Minggu ini, pemerintahan Arce mengajukan anggaran 2025 — dengan peningkatan pengeluaran sebesar 12% — yang menuai reaksi keras dari para legislator dan pemimpin bisnis yang mengatakan hal itu akan menyebabkan lebih banyak utang dan lebih banyak inflasi.
Sementara partai Gerakan Menuju Sosialisme yang berkuasa terpecah belah dalam perebutan kekuasaan antara Arce dan Morales, kedua politisi tersebut melihat kemerosotan ekonomi sebagai cara untuk memperkuat posisi mereka menjelang pemilu 2025.
"Mereka menyangkal adanya masalah. Mereka menyalahkan konteks dan konflik eksternal," kata analis ekonomi Bolivia Gonzalo Chávez.
Para pendukung Morales bulan lalu melancarkan protes selama 24 hari yang sebagian menyasar penanganan Arce terhadap ekonomi yang telah memblokir jalan-jalan utama dan menghambat pengiriman komersial, sehingga merugikan pemerintah miliaran dolar.
Pasukan keamanan membubarkan unjuk rasa hampir sebulan yang lalu. Namun pada hari Selasa, pemerintahan Arce terus menyalahkan blokade Morales atas munculnya antrean bahan bakar di mana-mana.

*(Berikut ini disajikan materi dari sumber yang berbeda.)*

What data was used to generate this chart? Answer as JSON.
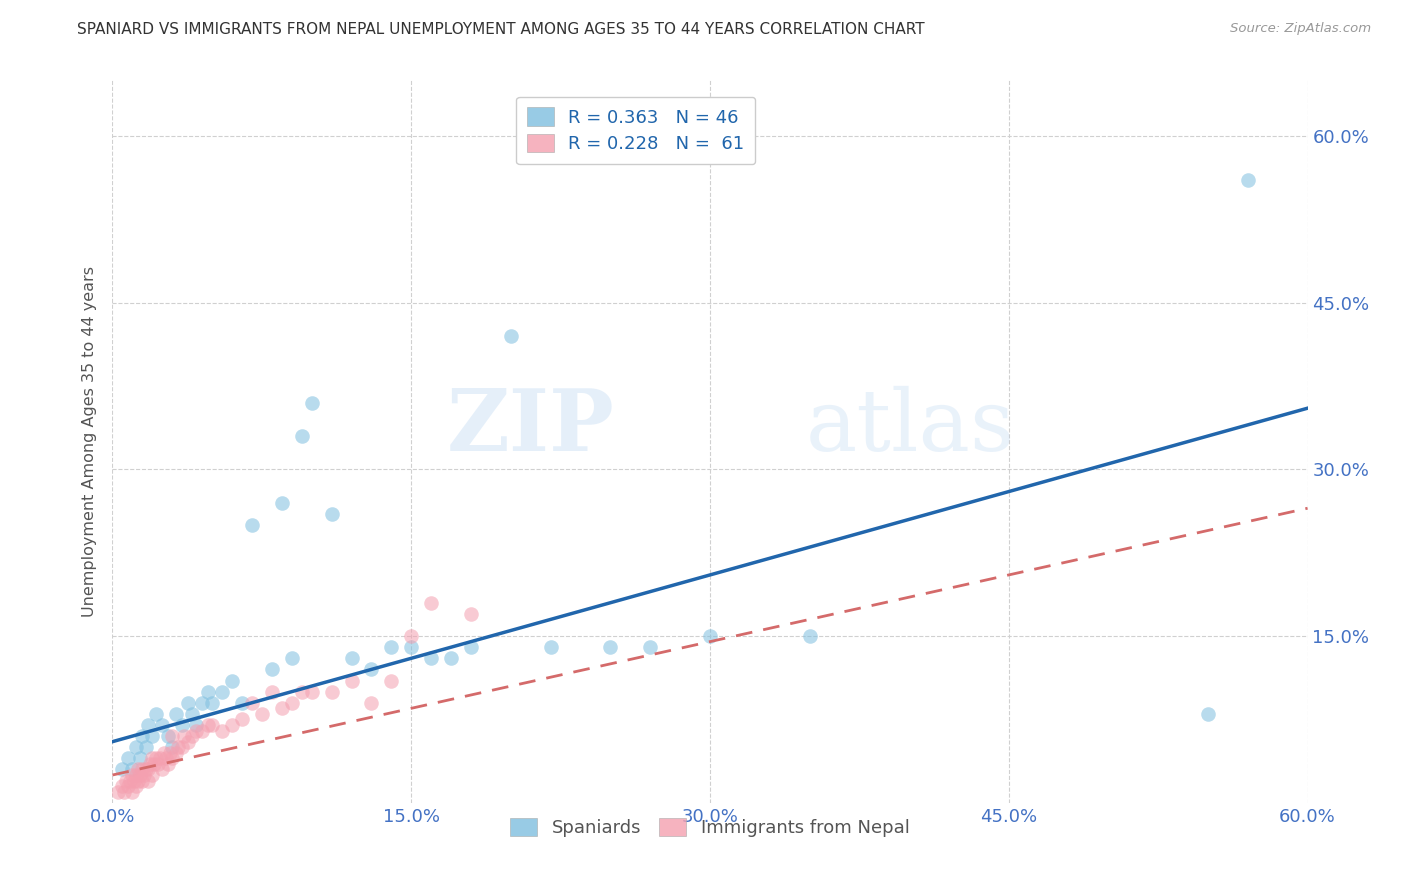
{
  "title": "SPANIARD VS IMMIGRANTS FROM NEPAL UNEMPLOYMENT AMONG AGES 35 TO 44 YEARS CORRELATION CHART",
  "source": "Source: ZipAtlas.com",
  "ylabel": "Unemployment Among Ages 35 to 44 years",
  "xlim": [
    0.0,
    0.6
  ],
  "ylim": [
    0.0,
    0.65
  ],
  "xtick_labels": [
    "0.0%",
    "15.0%",
    "30.0%",
    "45.0%",
    "60.0%"
  ],
  "xtick_vals": [
    0.0,
    0.15,
    0.3,
    0.45,
    0.6
  ],
  "ytick_labels_right": [
    "60.0%",
    "45.0%",
    "30.0%",
    "15.0%"
  ],
  "ytick_vals_right": [
    0.6,
    0.45,
    0.3,
    0.15
  ],
  "legend_r1": "R = 0.363",
  "legend_n1": "N = 46",
  "legend_r2": "R = 0.228",
  "legend_n2": "N =  61",
  "spaniards_color": "#7fbfdf",
  "nepal_color": "#f4a0b0",
  "trendline_blue_color": "#2166ac",
  "trendline_pink_color": "#d46a6a",
  "trendline_blue_x0": 0.0,
  "trendline_blue_y0": 0.055,
  "trendline_blue_x1": 0.6,
  "trendline_blue_y1": 0.355,
  "trendline_pink_x0": 0.0,
  "trendline_pink_y0": 0.025,
  "trendline_pink_x1": 0.6,
  "trendline_pink_y1": 0.265,
  "watermark_line1": "ZIP",
  "watermark_line2": "atlas",
  "background_color": "#ffffff",
  "grid_color": "#d0d0d0",
  "spaniards_x": [
    0.005,
    0.008,
    0.01,
    0.012,
    0.014,
    0.015,
    0.017,
    0.018,
    0.02,
    0.022,
    0.025,
    0.028,
    0.03,
    0.032,
    0.035,
    0.038,
    0.04,
    0.042,
    0.045,
    0.048,
    0.05,
    0.055,
    0.06,
    0.065,
    0.07,
    0.08,
    0.085,
    0.09,
    0.095,
    0.1,
    0.11,
    0.12,
    0.13,
    0.14,
    0.15,
    0.16,
    0.17,
    0.18,
    0.2,
    0.22,
    0.25,
    0.27,
    0.3,
    0.35,
    0.55,
    0.57
  ],
  "spaniards_y": [
    0.03,
    0.04,
    0.03,
    0.05,
    0.04,
    0.06,
    0.05,
    0.07,
    0.06,
    0.08,
    0.07,
    0.06,
    0.05,
    0.08,
    0.07,
    0.09,
    0.08,
    0.07,
    0.09,
    0.1,
    0.09,
    0.1,
    0.11,
    0.09,
    0.25,
    0.12,
    0.27,
    0.13,
    0.33,
    0.36,
    0.26,
    0.13,
    0.12,
    0.14,
    0.14,
    0.13,
    0.13,
    0.14,
    0.42,
    0.14,
    0.14,
    0.14,
    0.15,
    0.15,
    0.08,
    0.56
  ],
  "nepal_x": [
    0.003,
    0.005,
    0.006,
    0.007,
    0.008,
    0.009,
    0.01,
    0.01,
    0.011,
    0.012,
    0.012,
    0.013,
    0.013,
    0.014,
    0.015,
    0.015,
    0.016,
    0.017,
    0.018,
    0.018,
    0.019,
    0.02,
    0.02,
    0.021,
    0.022,
    0.023,
    0.024,
    0.025,
    0.026,
    0.027,
    0.028,
    0.029,
    0.03,
    0.03,
    0.032,
    0.033,
    0.035,
    0.036,
    0.038,
    0.04,
    0.042,
    0.045,
    0.048,
    0.05,
    0.055,
    0.06,
    0.065,
    0.07,
    0.075,
    0.08,
    0.085,
    0.09,
    0.095,
    0.1,
    0.11,
    0.12,
    0.13,
    0.14,
    0.15,
    0.16,
    0.18
  ],
  "nepal_y": [
    0.01,
    0.015,
    0.01,
    0.02,
    0.015,
    0.02,
    0.01,
    0.025,
    0.02,
    0.015,
    0.025,
    0.02,
    0.03,
    0.025,
    0.02,
    0.03,
    0.025,
    0.03,
    0.02,
    0.03,
    0.035,
    0.025,
    0.04,
    0.035,
    0.04,
    0.035,
    0.04,
    0.03,
    0.045,
    0.04,
    0.035,
    0.045,
    0.04,
    0.06,
    0.045,
    0.05,
    0.05,
    0.06,
    0.055,
    0.06,
    0.065,
    0.065,
    0.07,
    0.07,
    0.065,
    0.07,
    0.075,
    0.09,
    0.08,
    0.1,
    0.085,
    0.09,
    0.1,
    0.1,
    0.1,
    0.11,
    0.09,
    0.11,
    0.15,
    0.18,
    0.17
  ]
}
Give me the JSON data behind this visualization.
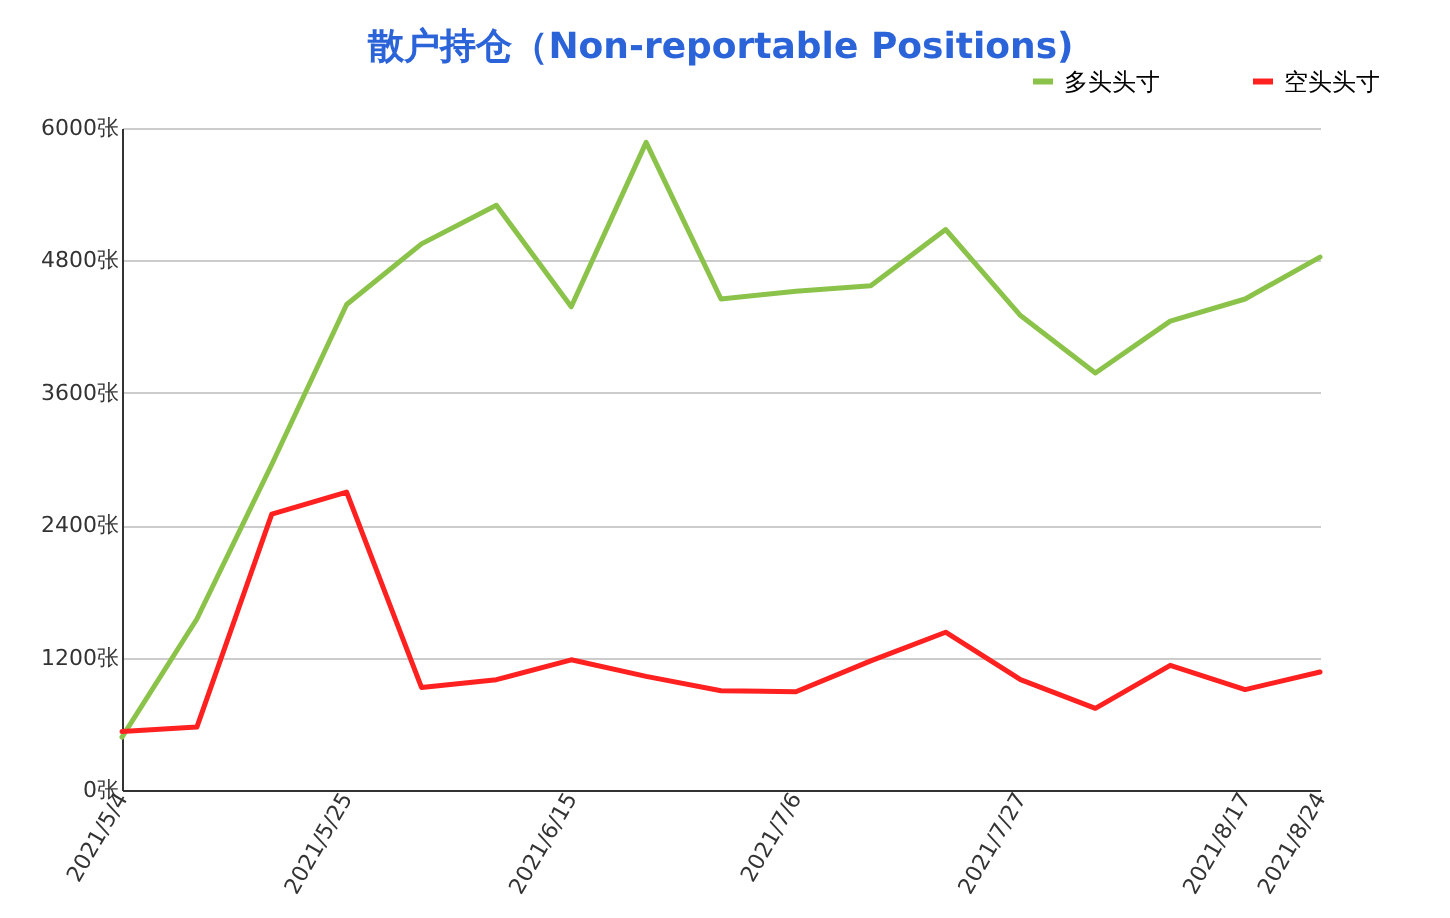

“Kita butuh perubahan,” kata Geanina García, seorang arsitek berusia 31 tahun yang tengah menjelajahi pusat grosir El Alto untuk mencari barang murah — sebuah kegiatan rutin yang menurutnya telah berubah menjadi mimpi buruk.
“Orang-orang tidak hidup dari politik, mereka hidup dari hari ke hari, dari apa yang mereka hasilkan dan apa yang mereka peroleh.”